Our picks for the best stories in 2017

Here are Right Now’s top stories of 2017, as voted by our volunteer team!

*drumroll please*

In no particular order…

1. Za’atari refugee camp — city of lost children by Tim Singleton Norton

Reiko Okazaki says, “It was a powerful example of how the photo-documentary medium can capture the juxtaposition of grave problems and glimpses of beauty in this world.”

Syrian woman in Za'atari camp

Photo: Hedinn Halldorsson/Save the Children

2. BEND, an audio-visual poem by Luke Bodley and Matthew Vandeputte

Claire Wilson says, “Listen lovingly to difference: With a message like this, combined with a strong poetic voice and creative video, what’s not to like in Luke Bodley and Matthew Vandeputte’s audio-visual poem.”

3. The abstraction of privilege by Adolfo Aranjuez

Sonia Nair says, “With his trademark rigour, Adolfo expertly deconstructs the limitations of identity politics and call-out culture. His essay is a long read but it’s well worth the time, particularly in an age where identity politics is routinely dismissed for all the wrong reasons.”

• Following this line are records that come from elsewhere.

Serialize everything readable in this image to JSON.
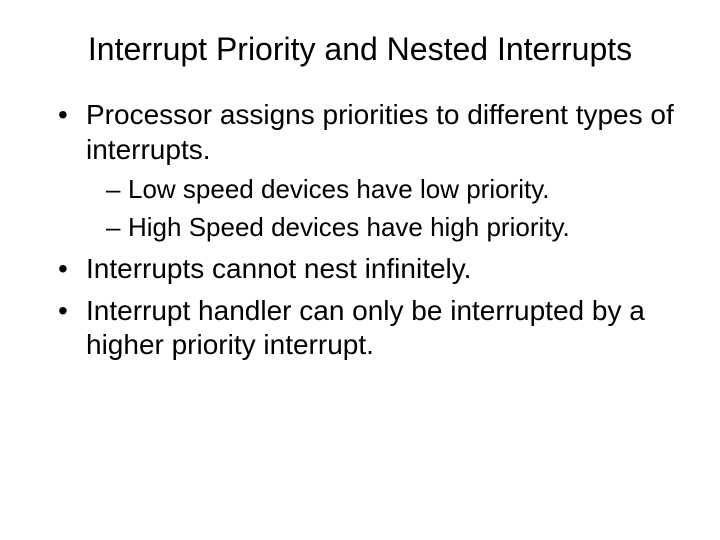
{
  "title": "Interrupt Priority and Nested Interrupts",
  "bullets": {
    "b0": "Processor assigns priorities to different types of interrupts.",
    "b0_sub0": "Low speed devices have low priority.",
    "b0_sub1": "High Speed devices have high priority.",
    "b1": "Interrupts cannot nest infinitely.",
    "b2": "Interrupt handler can only be interrupted by a higher priority interrupt."
  },
  "style": {
    "background": "#ffffff",
    "text_color": "#000000",
    "title_fontsize": 32,
    "body_fontsize": 28,
    "sub_fontsize": 26,
    "font_family": "Arial"
  }
}
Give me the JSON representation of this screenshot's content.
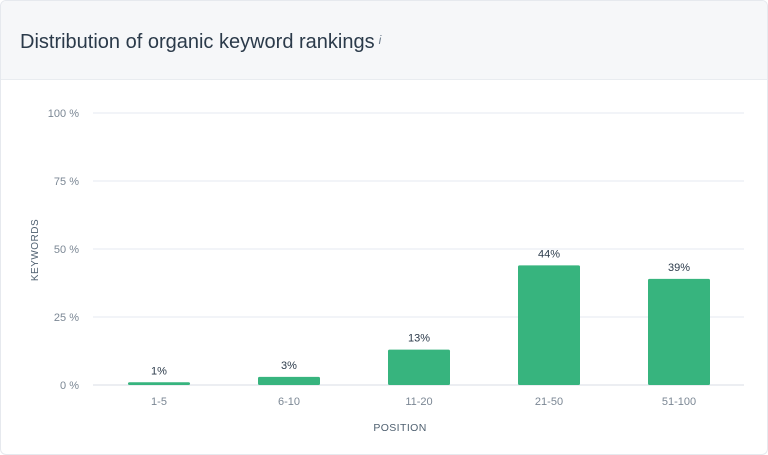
{
  "colors": {
    "bar": "#37b47e",
    "grid": "#e6eaf0",
    "axis_text": "#7b8794",
    "value_text": "#2b3a4a",
    "axis_title": "#4f6070"
  },
  "header": {
    "title": "Distribution of organic keyword rankings",
    "info_icon": "i"
  },
  "chart_data": {
    "type": "bar",
    "title": "Distribution of organic keyword rankings",
    "xlabel": "POSITION",
    "ylabel": "KEYWORDS",
    "categories": [
      "1-5",
      "6-10",
      "11-20",
      "21-50",
      "51-100"
    ],
    "values": [
      1,
      3,
      13,
      44,
      39
    ],
    "value_labels": [
      "1%",
      "3%",
      "13%",
      "44%",
      "39%"
    ],
    "ylim": [
      0,
      100
    ],
    "yticks": [
      0,
      25,
      50,
      75,
      100
    ],
    "ytick_labels": [
      "0 %",
      "25 %",
      "50 %",
      "75 %",
      "100 %"
    ],
    "grid": true,
    "legend": "none"
  }
}
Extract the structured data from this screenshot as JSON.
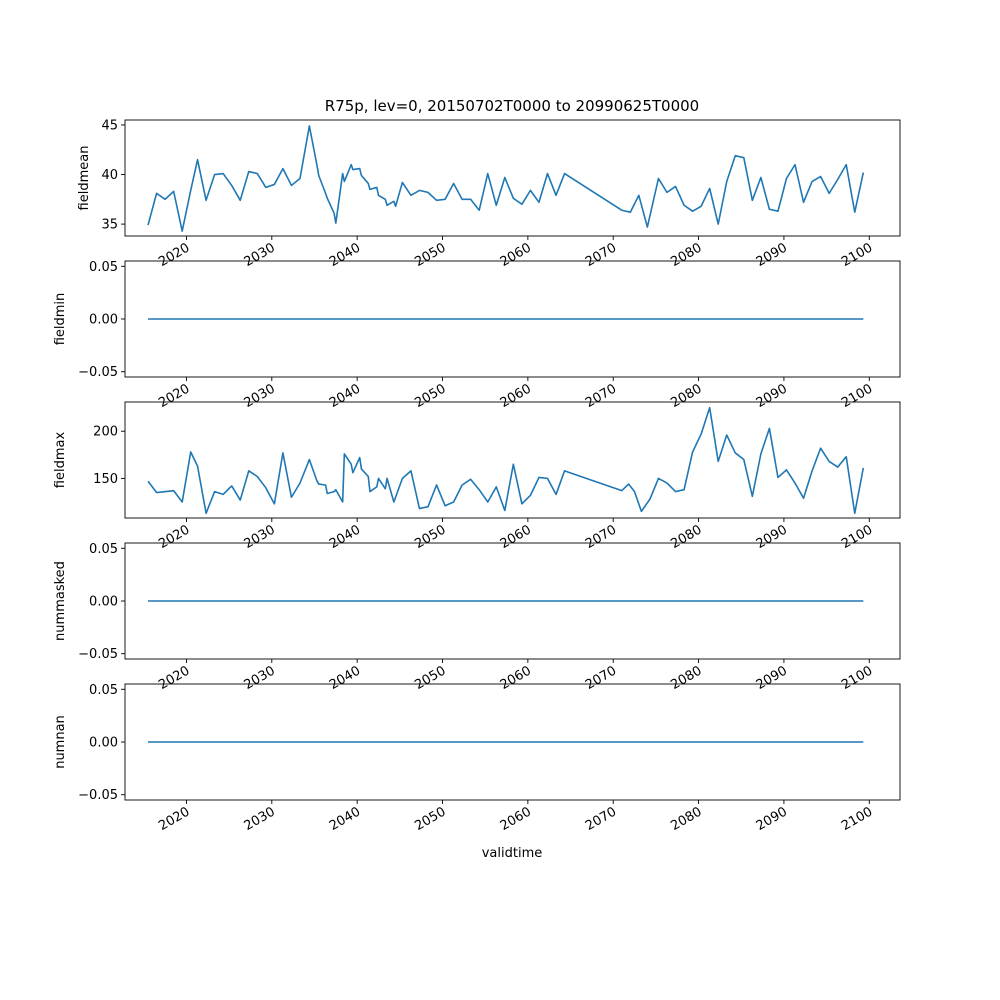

4. Reclaim the fight for free speech by Roj Amedi

Katherine Matthews says, “I really enjoyed reading Roj’s concise but passionate argument against the misuse of freedom of speech rhetoric in public debate.”

5. Drifting by John Bartlett 

Mihilini Fernando, “I think it succinctly conveys the horror and isolation of offshore detention, while juxtaposing it with the apathy and cruelty of the government (‘a Prime Minister/cheerily/tweeting scores’) in the face of their suffering.”

6. Bringing Nauru and Manus refugees to Australia is a win-win, if the PM is bold enough by Dennis Altman

Roselina Press says, “This is a clear-eyed look at how refugees and people seeking asylum have become political footballs, hand-balled from one government to the next, from one country to the next, without regard to the actual welfare of the human beings whose only crime was thinking that Australia would be a welcoming safe-haven.”

7. Post-war resilience in the Northern Province of Sri Lanka by Ali MC

Simon Farley says, “It touched on a subject quite close to me and my family and reminded me of the cruel face our government’s asylum seeker policies show to the world. The photos imbued MC’s subjects with a dignity that highlighted the everyday heroism required to survive war and persecution without romanticising the depth of their hardships.”

children gurunagar sri lanka

8. The trouble with trigger warnings by Sayomi Ariyawansa 

Stephen Cremean says, “Sayomi expertly analyses the shortcomings and challenges of mandatory trigger warnings in tertiary education institutions. The piece is thoughtfully written, and critical of the current Monash institution-wide policy.”

9. Middle-class Indigenous Australia exists by Anika Baset

Samantha Jones says, “Anika Baset’s thought-provoking and constructive review of Stan Grant’s essay, The Australian Dream: Blood, History and Becoming, really stood out to me this year. It is a timely discussion on how stereotypes further limit minorities and how important it is to push for broader definitions of identity. A must read!”

10. The truth about Manus, told by a journalist and a refugee trapped in limbo by Grahame Best

Roselina Press says, “In 2017, the podcast boom continued to grow. But even amongst all the podcasts that were vying for our listening ears, The Messenger was a standout. Grahame Best interviews Michael Green, the host of this extraordinary podcast. Read this interview then go listen to The Messenger.”